In what must surely be a first, Ferdy Roberts, as Shakespeare’s marooned wizard Prospero, spends most of this lucid, playful production wearing just loafers and bright yellow budgie-smuggler swimming trunks. The sartorial Love Island vibe also affects his daughter Miranda, who sports a frilly, Barbie-pink two-piece on a series of beach inflatables. Given the current weather, the other actors – playing noblemen in business suits and spirits in rhinestone cowgirl outfits or flowery jumpsuits – must be jealous.
Though stylised throughout, Sean Holmes’s staging presents the narrative as clearly as I’ve ever seen it: this is very much the island love story of Miranda and Ferdinand, as well as a rollicking comedy and a tale of revenge.
In the titular opening storm, Rachel Hannah Clarke’s impish Ariel directs a sprinkler hose over the distressed boatswain, while his aristocratic passengers booze and bray in a perspex box. It emphasises their separation, a fishtank of privilege. Subsequently, they are washed ashore in a series of large yellow crates that then stand in for a jacuzzi, a banqueting table, or a dressing up box. Rather than fetch firewood to prove himself to Prospero, Olivier Huband’s steadfast Ferdinand cleans up beach litter, and a cargo-spill of rubber ducks.

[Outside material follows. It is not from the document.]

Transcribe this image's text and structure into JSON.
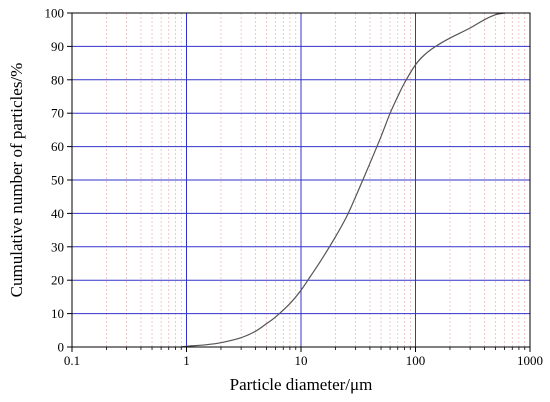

The eye-rolling affection between Nadi Kemp-Sayfi’s quizzical Miranda and her father is nicely captured, as is the sudden, convincing passion between her and Ferdinand, the second man she ever saw. (Her isolation, and that of Caliban, here played as a threadbare incel pool boy by Ciarán O’Brien, is powerfully communicated.) There’s also a lovely unspoken complicity between Prospero and Ariel, and between Ariel and the audience.
Holmes regularly places either the wizard or his spirit servant on the catwalk in front of the stage, surveying the action. It shows us that they’re in control of the puny humans before them, but it also means we spend a lot of time craning to see around one or other set of buttocks.

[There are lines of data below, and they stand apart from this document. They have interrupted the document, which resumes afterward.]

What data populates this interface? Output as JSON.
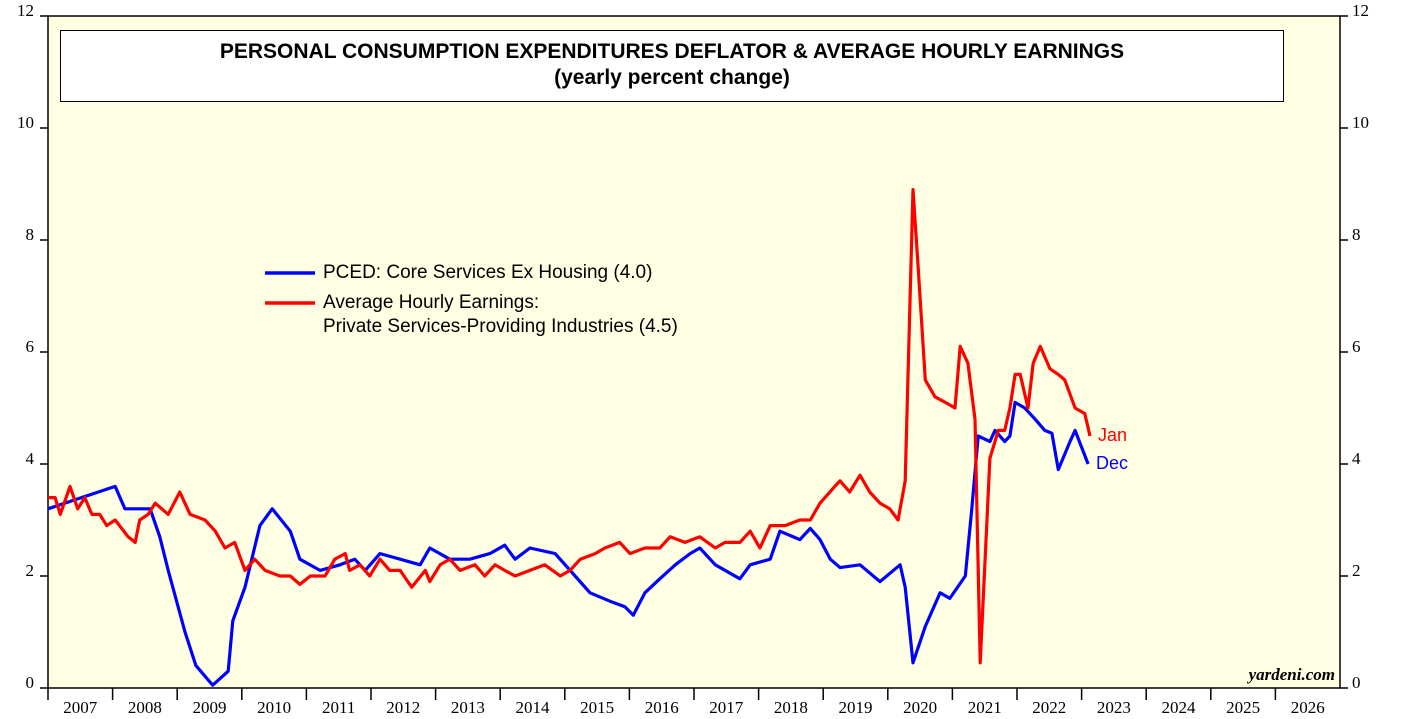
{
  "chart_data": {
    "type": "line",
    "title": "PERSONAL CONSUMPTION EXPENDITURES DEFLATOR & AVERAGE HOURLY EARNINGS",
    "subtitle": "(yearly percent change)",
    "source": "yardeni.com",
    "xlim": [
      2007,
      2027
    ],
    "xticks": [
      2007,
      2008,
      2009,
      2010,
      2011,
      2012,
      2013,
      2014,
      2015,
      2016,
      2017,
      2018,
      2019,
      2020,
      2021,
      2022,
      2023,
      2024,
      2025,
      2026
    ],
    "ylim": [
      0,
      12
    ],
    "yticks": [
      0,
      2,
      4,
      6,
      8,
      10,
      12
    ],
    "y2lim": [
      0,
      12
    ],
    "y2ticks": [
      0,
      2,
      4,
      6,
      8,
      10,
      12
    ],
    "series": [
      {
        "name": "PCED: Core Services Ex Housing (4.0)",
        "color": "#0000ff",
        "end_label": "Dec",
        "x": [
          2007.0,
          2008.04,
          2008.19,
          2008.58,
          2008.73,
          2008.86,
          2009.12,
          2009.29,
          2009.55,
          2009.79,
          2009.86,
          2010.05,
          2010.28,
          2010.47,
          2010.75,
          2010.9,
          2011.21,
          2011.52,
          2011.75,
          2011.91,
          2012.14,
          2012.45,
          2012.76,
          2012.91,
          2013.22,
          2013.53,
          2013.84,
          2014.07,
          2014.23,
          2014.46,
          2014.85,
          2015.16,
          2015.39,
          2015.7,
          2015.93,
          2016.06,
          2016.24,
          2016.47,
          2016.71,
          2016.94,
          2017.09,
          2017.33,
          2017.71,
          2017.87,
          2018.18,
          2018.33,
          2018.64,
          2018.8,
          2018.95,
          2019.11,
          2019.26,
          2019.57,
          2019.88,
          2020.19,
          2020.27,
          2020.39,
          2020.58,
          2020.81,
          2020.96,
          2021.2,
          2021.3,
          2021.4,
          2021.58,
          2021.66,
          2021.81,
          2021.89,
          2021.97,
          2022.12,
          2022.28,
          2022.43,
          2022.54,
          2022.64,
          2022.82,
          2022.9,
          2023.1
        ],
        "values": [
          3.2,
          3.6,
          3.2,
          3.2,
          2.7,
          2.1,
          1.0,
          0.4,
          0.05,
          0.3,
          1.2,
          1.8,
          2.9,
          3.2,
          2.8,
          2.3,
          2.1,
          2.2,
          2.3,
          2.1,
          2.4,
          2.3,
          2.2,
          2.5,
          2.3,
          2.3,
          2.4,
          2.55,
          2.3,
          2.5,
          2.4,
          2.0,
          1.7,
          1.55,
          1.45,
          1.3,
          1.7,
          1.95,
          2.2,
          2.4,
          2.5,
          2.2,
          1.95,
          2.2,
          2.3,
          2.8,
          2.65,
          2.85,
          2.65,
          2.3,
          2.15,
          2.2,
          1.9,
          2.2,
          1.8,
          0.45,
          1.1,
          1.7,
          1.6,
          2.0,
          3.2,
          4.5,
          4.4,
          4.6,
          4.4,
          4.5,
          5.1,
          5.0,
          4.8,
          4.6,
          4.55,
          3.9,
          4.4,
          4.6,
          4.0
        ]
      },
      {
        "name": "Average Hourly Earnings:\nPrivate Services-Providing Industries (4.5)",
        "color": "#ff0000",
        "end_label": "Jan",
        "x": [
          2007.0,
          2007.11,
          2007.19,
          2007.34,
          2007.46,
          2007.57,
          2007.68,
          2007.8,
          2007.91,
          2008.04,
          2008.24,
          2008.35,
          2008.42,
          2008.55,
          2008.66,
          2008.86,
          2009.04,
          2009.2,
          2009.43,
          2009.59,
          2009.74,
          2009.89,
          2010.05,
          2010.2,
          2010.36,
          2010.59,
          2010.75,
          2010.9,
          2011.06,
          2011.29,
          2011.44,
          2011.6,
          2011.67,
          2011.83,
          2011.98,
          2012.14,
          2012.29,
          2012.45,
          2012.63,
          2012.84,
          2012.91,
          2013.07,
          2013.22,
          2013.38,
          2013.61,
          2013.76,
          2013.92,
          2014.07,
          2014.23,
          2014.46,
          2014.69,
          2014.93,
          2015.08,
          2015.24,
          2015.47,
          2015.62,
          2015.85,
          2016.01,
          2016.24,
          2016.47,
          2016.63,
          2016.86,
          2017.09,
          2017.33,
          2017.48,
          2017.71,
          2017.87,
          2018.02,
          2018.18,
          2018.41,
          2018.64,
          2018.8,
          2018.95,
          2019.18,
          2019.26,
          2019.41,
          2019.57,
          2019.72,
          2019.88,
          2020.03,
          2020.16,
          2020.27,
          2020.39,
          2020.47,
          2020.58,
          2020.73,
          2020.89,
          2021.04,
          2021.12,
          2021.24,
          2021.35,
          2021.43,
          2021.58,
          2021.71,
          2021.81,
          2021.89,
          2021.97,
          2022.05,
          2022.17,
          2022.25,
          2022.36,
          2022.51,
          2022.64,
          2022.74,
          2022.9,
          2023.05,
          2023.13
        ],
        "values": [
          3.4,
          3.4,
          3.1,
          3.6,
          3.2,
          3.4,
          3.1,
          3.1,
          2.9,
          3.0,
          2.7,
          2.6,
          3.0,
          3.1,
          3.3,
          3.1,
          3.5,
          3.1,
          3.0,
          2.8,
          2.5,
          2.6,
          2.1,
          2.3,
          2.1,
          2.0,
          2.0,
          1.85,
          2.0,
          2.0,
          2.3,
          2.4,
          2.1,
          2.2,
          2.0,
          2.3,
          2.1,
          2.1,
          1.8,
          2.1,
          1.9,
          2.2,
          2.3,
          2.1,
          2.2,
          2.0,
          2.2,
          2.1,
          2.0,
          2.1,
          2.2,
          2.0,
          2.1,
          2.3,
          2.4,
          2.5,
          2.6,
          2.4,
          2.5,
          2.5,
          2.7,
          2.6,
          2.7,
          2.5,
          2.6,
          2.6,
          2.8,
          2.5,
          2.9,
          2.9,
          3.0,
          3.0,
          3.3,
          3.6,
          3.7,
          3.5,
          3.8,
          3.5,
          3.3,
          3.2,
          3.0,
          3.7,
          8.9,
          7.5,
          5.5,
          5.2,
          5.1,
          5.0,
          6.1,
          5.8,
          4.8,
          0.45,
          4.1,
          4.6,
          4.6,
          5.0,
          5.6,
          5.6,
          5.0,
          5.8,
          6.1,
          5.7,
          5.6,
          5.5,
          5.0,
          4.9,
          4.5
        ]
      }
    ]
  }
}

The scene where Ariel and the spirits conjure up a fast-food feast for the nobles is a neat bit of staging, and the masque interlude, where they bless the young couple’s relationship, is brilliantly reimagined as a fertility rite that almost tips over into an outright orgy.
Roberts’s fiery, leonine Prospero occasionally goes over the top, but his is a bold and literally exposing performance (thankfully his line “I will here discase me” is a cue for him to put more clothes on, rather than take more off). The scenes with the noblemen are laboured, though again, the narrative of betrayal and displacement is limpidly clear.
George Fouracres, a Globe asset and probably the finest comic Shakespearean working today, gives yet another scene-stealing turn as drunken butler Stefano, alongside Ralph Davis’s hangdog Trinculo. They and Caliban are sent barking mad by Ariel, though the introduction of Harry Potter outfits to their humiliation is a stylistic quirk too far. It’s got some rough edges, and some of its conceits don’t work, but overall, this show is a sunny delight.